[Coco] The Resurrection of Bomb Threat, the game

Rick Adams rick at rickadams.org
Thu Oct 19 20:29:18 EDT 2017


After my early success selling Temple of ROM to Tandy, I made a second 
attempt at developing an original game for them, which I called Bomb 
Threat.  But after a few nibbles, Tandy decided they weren't 
interested.  I tried to market it to various other companies, to no 
avail.  But it was a treasured part of my kids' childhood to play what 
they called "The Tractor Game."

They called it that because the game involved moving a tractor around a 
warehouse full of merchandise in which some demented madman had 
scattered numerous bombs (terrorism hadn't been invented yet, so there 
was no need to explore that angle).  The goal was to move the crates of 
merchandise away from bombs, or vice-versa if you felt particularly 
brave.  If there were any crates remaining after the last bomb went off, 
and you hadn't managed to get your own fool self blown up, you won 
points for every remaining crate.

I kept the floppies containing the source in a bookshelf in my 
basement...  they languished down there for 30 years... until one day I 
went looking for them and couldn't find them.  Every once in a while I 
would go down there and search once more, but eventually gave up... I 
imagine they got packed away somewhere (imagine the warehouse in which 
the Ark of the Covenant was stored) or perhaps were mistakenly thrown 
out, and after numerous attempts to excavate them, I concluded that they 
were one with the snows of yesteryear.

33 years later, various friends got me interested in Color Computer 
development again via various emulators on my Windows laptop and, later, 
on a Raspberry Pi running Ron Klein's CocoPI distribution.  Intrigued, I 
made one more epic quest to find the floppies for Bomb Threat, only to 
give up in defeat.  Bomb Threat was no more.

Or was it?  One day my two sons came home all aflutter and ran down to 
the basement and started rummaging in our old VCR tapes.

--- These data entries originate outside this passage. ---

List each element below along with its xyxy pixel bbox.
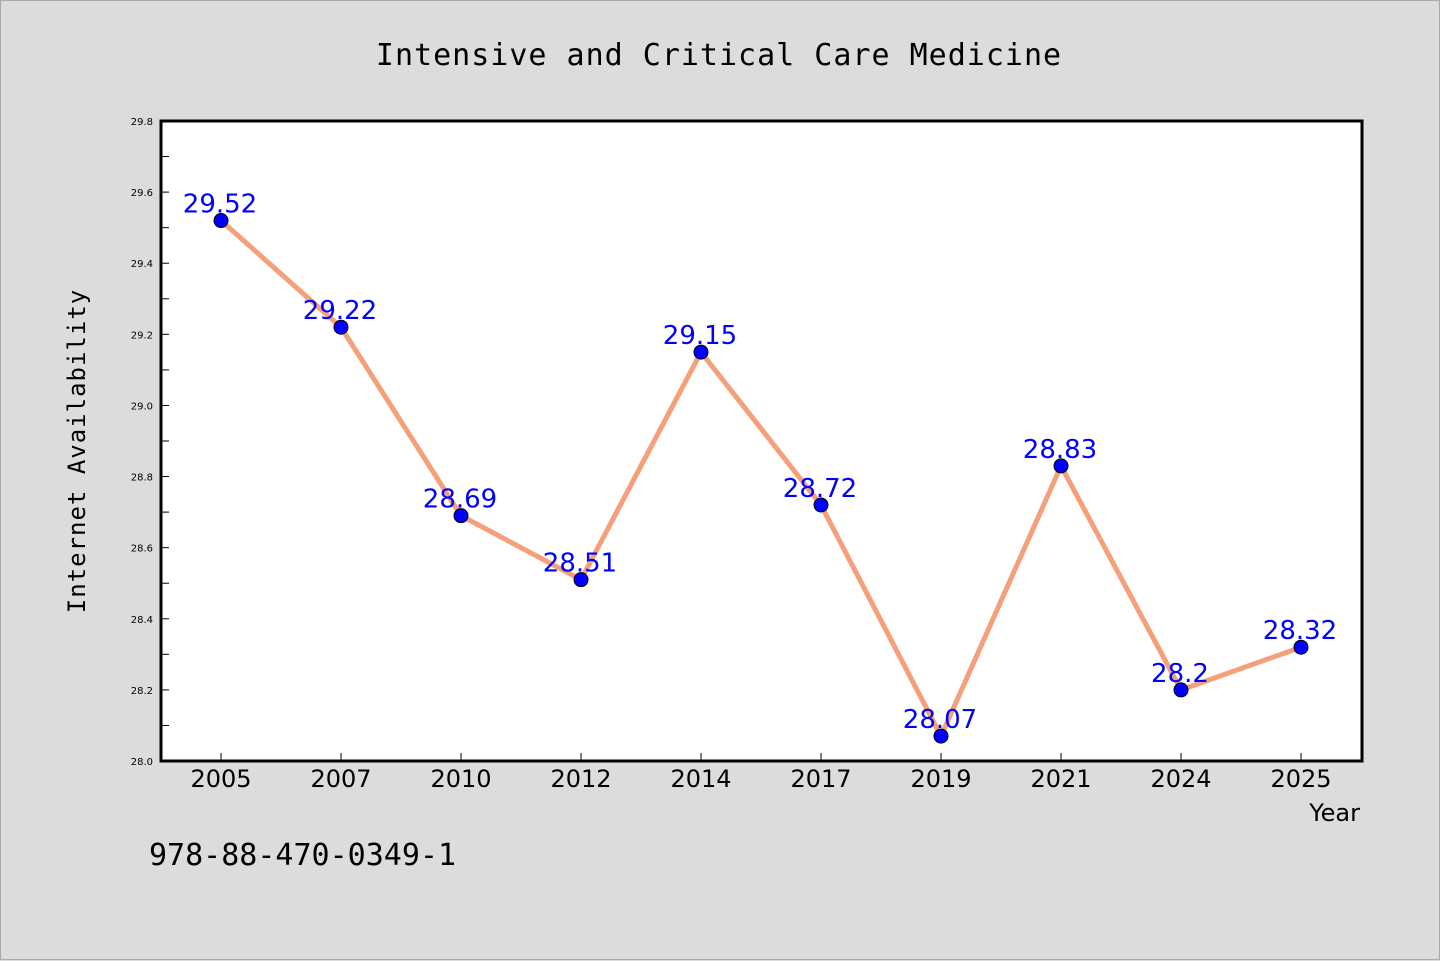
- data-label: 29.52: [183, 190, 257, 220]
- data-label: 28.72: [783, 474, 857, 504]
- y-tick-label: 29.0: [131, 401, 153, 412]
- x-tick-label: 2024: [1150, 765, 1211, 793]
- y-tick-label: 29.8: [131, 117, 153, 128]
- data-point: [933, 728, 949, 744]
- y-tick-label: 28.4: [131, 615, 153, 626]
- data-point: [1173, 682, 1189, 698]
- isbn-text: 978-88-470-0349-1: [149, 838, 456, 873]
- y-axis-label: Internet Availability: [63, 289, 91, 613]
- data-point: [813, 497, 829, 513]
- data-label: 28.83: [1023, 435, 1097, 465]
- x-tick-label: 2019: [910, 765, 971, 793]
- x-tick-label: 2025: [1270, 765, 1331, 793]
- data-label: 29.22: [303, 296, 377, 326]
- data-label: 28.69: [423, 485, 497, 515]
- data-point: [1053, 458, 1069, 474]
- series-line-group: [218, 218, 1304, 739]
- x-tick-label: 2007: [310, 765, 371, 793]
- data-point: [1293, 639, 1309, 655]
- y-tick-label: 28.0: [131, 757, 153, 768]
- y-tick-label: 29.2: [131, 330, 153, 341]
- x-tick-label: 2017: [790, 765, 851, 793]
- chart-title: Intensive and Critical Care Medicine: [376, 38, 1062, 73]
- series-line: [218, 218, 1304, 739]
- data-label: 28.51: [543, 549, 617, 579]
- y-tick-label: 29.6: [131, 188, 153, 199]
- y-axis: 28.0 28.2 28.4 28.6 28.8 29.0 29.2 29.4 29.6 29.8: [131, 117, 169, 768]
- y-tick-label: 28.2: [131, 686, 153, 697]
- x-tick-label: 2010: [430, 765, 491, 793]
- x-tick-label: 2012: [550, 765, 611, 793]
- data-point: [693, 344, 709, 360]
- x-tick-label: 2021: [1030, 765, 1091, 793]
- data-label-group: 29.52 29.22 28.69 28.51 29.15 28.72 28.07 28.83…: [183, 190, 1337, 736]
- data-point: [453, 508, 469, 524]
- data-label: 28.2: [1151, 659, 1209, 689]
- y-tick-label: 29.4: [131, 259, 153, 270]
- x-tick-label: 2005: [190, 765, 251, 793]
- y-tick-label: 28.6: [131, 544, 153, 555]
- data-label: 28.07: [903, 705, 977, 735]
- y-tick-label: 28.8: [131, 473, 153, 484]
- data-point: [213, 213, 229, 229]
- marker-group: [213, 213, 1309, 744]
- data-label: 29.15: [663, 321, 737, 351]
- data-point: [573, 572, 589, 588]
- x-axis-label: Year: [1308, 799, 1360, 827]
- data-label: 28.32: [1263, 616, 1337, 646]
- x-tick-label: 2014: [670, 765, 731, 793]
- data-point: [333, 319, 349, 335]
- x-axis: 2005 2007 2010 2012 2014 2017 2019 2021 2024 2025: [190, 753, 1332, 793]
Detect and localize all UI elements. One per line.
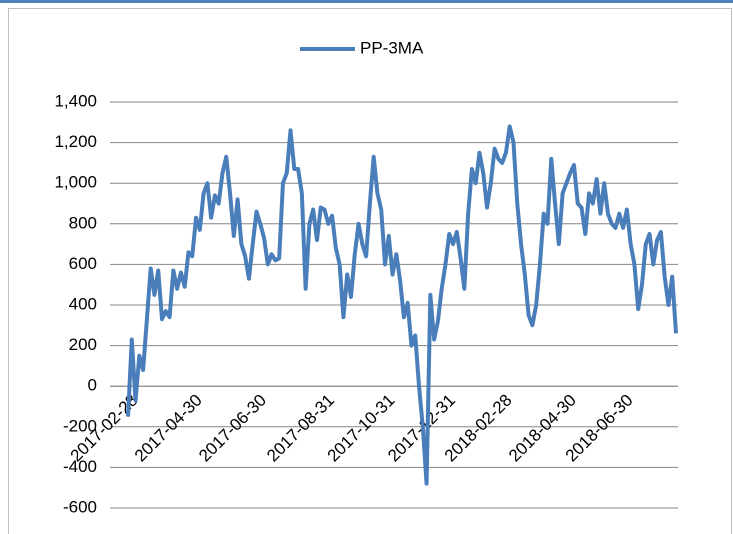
y-tick-label: -400 (63, 457, 97, 476)
y-tick-label: 400 (69, 294, 97, 313)
y-tick-label: 1,400 (54, 91, 97, 110)
legend-label: PP-3MA (360, 38, 424, 57)
y-tick-label: -200 (63, 416, 97, 435)
y-tick-label: 800 (69, 213, 97, 232)
chart-border (8, 8, 732, 534)
y-tick-label: 0 (88, 376, 97, 395)
y-tick-label: 1,000 (54, 173, 97, 192)
y-tick-label: 1,200 (54, 132, 97, 151)
y-tick-label: 200 (69, 335, 97, 354)
data-line (126, 124, 678, 486)
y-tick-label: 600 (69, 254, 97, 273)
y-tick-label: -600 (63, 497, 97, 516)
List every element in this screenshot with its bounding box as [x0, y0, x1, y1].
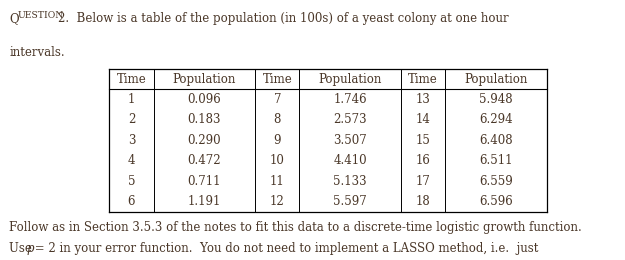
Text: intervals.: intervals. — [9, 46, 65, 58]
Text: Time: Time — [262, 73, 292, 86]
Text: 4: 4 — [127, 154, 135, 167]
Text: 17: 17 — [416, 175, 431, 188]
Text: 18: 18 — [416, 195, 431, 208]
Text: 5.597: 5.597 — [333, 195, 367, 208]
Text: 3: 3 — [127, 134, 135, 147]
Text: 4.410: 4.410 — [333, 154, 367, 167]
Text: 0.096: 0.096 — [188, 93, 221, 106]
Text: 7: 7 — [274, 93, 281, 106]
Text: 0.711: 0.711 — [188, 175, 221, 188]
Text: 5: 5 — [127, 175, 135, 188]
Text: UESTION: UESTION — [18, 11, 64, 20]
Text: 0.290: 0.290 — [188, 134, 221, 147]
Text: 3.507: 3.507 — [333, 134, 367, 147]
Text: 14: 14 — [416, 113, 431, 126]
Text: Use: Use — [9, 242, 36, 255]
Text: 6.511: 6.511 — [479, 154, 512, 167]
Text: 6.294: 6.294 — [479, 113, 513, 126]
Text: 8: 8 — [274, 113, 281, 126]
Text: Time: Time — [408, 73, 438, 86]
Text: 0.472: 0.472 — [188, 154, 221, 167]
Text: 1: 1 — [127, 93, 135, 106]
Text: 5.948: 5.948 — [479, 93, 513, 106]
Text: = 2 in your error function.  You do not need to implement a LASSO method, i.e.  : = 2 in your error function. You do not n… — [31, 242, 538, 255]
Text: Population: Population — [319, 73, 382, 86]
Text: 2.  Below is a table of the population (in 100s) of a yeast colony at one hour: 2. Below is a table of the population (i… — [58, 12, 509, 25]
Text: 9: 9 — [274, 134, 281, 147]
Text: 6.596: 6.596 — [479, 195, 513, 208]
Text: Population: Population — [464, 73, 528, 86]
Text: p: p — [26, 242, 34, 255]
Text: 2: 2 — [127, 113, 135, 126]
Text: 6.559: 6.559 — [479, 175, 513, 188]
Text: 16: 16 — [416, 154, 431, 167]
Text: 2.573: 2.573 — [333, 113, 367, 126]
Text: Time: Time — [117, 73, 146, 86]
Text: 12: 12 — [270, 195, 284, 208]
Text: Follow as in Section 3.5.3 of the notes to fit this data to a discrete-time logi: Follow as in Section 3.5.3 of the notes … — [9, 221, 582, 234]
Text: 11: 11 — [270, 175, 284, 188]
Text: Population: Population — [173, 73, 236, 86]
Text: 6.408: 6.408 — [479, 134, 513, 147]
Text: 1.746: 1.746 — [333, 93, 367, 106]
Text: 15: 15 — [416, 134, 431, 147]
Text: 5.133: 5.133 — [333, 175, 367, 188]
Text: 0.183: 0.183 — [188, 113, 221, 126]
Text: 1.191: 1.191 — [188, 195, 221, 208]
Text: 6: 6 — [127, 195, 135, 208]
Text: Q: Q — [9, 12, 19, 25]
Text: 10: 10 — [270, 154, 285, 167]
Text: 13: 13 — [416, 93, 431, 106]
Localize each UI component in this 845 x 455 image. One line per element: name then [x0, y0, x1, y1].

They had been 
reminiscing about "The Tractor Game" and one of them had remembered we 
had a gameplay video of the game from 30 years previous.

And they found it!  I carefully analyzed the video, taking screenshots 
and zooming in for careful analysis, to figure out all the sprites for 
the game.  I started coding, and three weeks later, I had a very 
rudimentary demo of the game to show off at CocoFEST!

My oldest son Joel, a graphic designer by trade, surprised me one day 
with stunning complete packaging artwork for a cartridge and a CD of the 
game, carefully researched to mimic the Tandy look and trade dress of 
their products of the period.

Recently I finished the game, and at the recent Tandy Assembly 
convention, a demo of Bomb Threat was running at my table and a limited 
run of Bomb Threat cartridges was sold.  Since then I've been working on 
a CD version with three versions of the game (with artifact colors, 
without artifact colors, and a version for Dragon computers), and 
gameplay videos, including the original 33 year old gameplay video that 
my kids found.

Finally, the CD version was completed and is available for online sales 
at http://kunaki.com/Sales.asp?PID=PX00265U3K

It is the end of an era and the beginning of a new one, as I begin 
contemplating what my next project will be.